Une grève mondiale pour le climat : qui s’en soucie ?

S’il y a bien un sujet délaissé par les candidats à l’élection présidentielle ou aux législatives, c’est celui du climat et de l’environnement. On l’aborde, certes, mais timidement, sans conviction. Même l’opinion publique tunisienne, du moins en grande partie, semble ne pas être très préoccupée par cette question. Une preuve ? Qui est au courant de la grève mondiale en faveur du climat qui débute ce vendredi 20 septembre 2019 ?

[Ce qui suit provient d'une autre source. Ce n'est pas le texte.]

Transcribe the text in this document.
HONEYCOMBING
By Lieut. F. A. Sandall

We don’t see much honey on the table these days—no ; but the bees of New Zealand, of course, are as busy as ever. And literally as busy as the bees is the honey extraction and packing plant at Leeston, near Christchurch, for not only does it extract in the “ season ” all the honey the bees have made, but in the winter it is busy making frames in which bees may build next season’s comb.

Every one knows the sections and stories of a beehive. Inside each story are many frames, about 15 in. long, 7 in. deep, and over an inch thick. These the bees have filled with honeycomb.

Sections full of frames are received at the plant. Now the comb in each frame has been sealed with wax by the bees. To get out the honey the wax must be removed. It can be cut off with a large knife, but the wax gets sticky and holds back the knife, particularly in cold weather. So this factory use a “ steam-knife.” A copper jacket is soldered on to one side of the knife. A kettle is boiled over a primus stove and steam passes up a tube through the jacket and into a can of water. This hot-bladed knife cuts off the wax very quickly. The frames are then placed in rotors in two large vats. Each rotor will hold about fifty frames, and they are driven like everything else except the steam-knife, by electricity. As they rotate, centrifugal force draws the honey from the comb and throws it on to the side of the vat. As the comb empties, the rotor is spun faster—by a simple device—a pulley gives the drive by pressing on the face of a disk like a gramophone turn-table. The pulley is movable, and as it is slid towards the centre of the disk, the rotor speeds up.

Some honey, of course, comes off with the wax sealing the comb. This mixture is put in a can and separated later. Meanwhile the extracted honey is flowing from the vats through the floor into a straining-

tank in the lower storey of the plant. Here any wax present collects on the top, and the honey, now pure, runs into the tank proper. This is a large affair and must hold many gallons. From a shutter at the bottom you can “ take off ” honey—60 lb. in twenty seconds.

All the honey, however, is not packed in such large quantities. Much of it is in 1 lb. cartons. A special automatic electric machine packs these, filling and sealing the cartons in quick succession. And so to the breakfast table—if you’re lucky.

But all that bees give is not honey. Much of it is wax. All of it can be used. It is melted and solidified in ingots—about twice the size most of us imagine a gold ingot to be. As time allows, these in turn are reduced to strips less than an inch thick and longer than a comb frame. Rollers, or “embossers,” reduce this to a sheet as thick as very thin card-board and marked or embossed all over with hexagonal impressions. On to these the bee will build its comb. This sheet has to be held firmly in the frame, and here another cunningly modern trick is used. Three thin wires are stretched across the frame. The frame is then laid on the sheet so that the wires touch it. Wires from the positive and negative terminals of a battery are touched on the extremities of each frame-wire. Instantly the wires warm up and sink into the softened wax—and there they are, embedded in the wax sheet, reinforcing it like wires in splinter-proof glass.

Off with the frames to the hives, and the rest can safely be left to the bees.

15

Friday for Future (un vendredi pour l’avenir) : tel est le nom de cette action d’envergure mondiale organisée dans plus de 150 pays. Ils sont des millions d’étudiants et d’élèves à être descendus dans les rues de Paris, de New York, de Sidney et d’autres capitales mondiales. L’objectif est de dénoncer les atteintes flagrantes à la nature, la dégradation de l’environnement et les actions inefficaces des décideurs politiques.
L’action, soulignons-le, a été lancée par Greta Thrunberg. C’est une jeune suédoise qui est rapidement devenue un symbole dans la lutte contre le réchauffement climatique. Au total, pas moins de 5000 événements devraient être organisés sur toute la planète ce vendredi dans le cadre du Friday for Future.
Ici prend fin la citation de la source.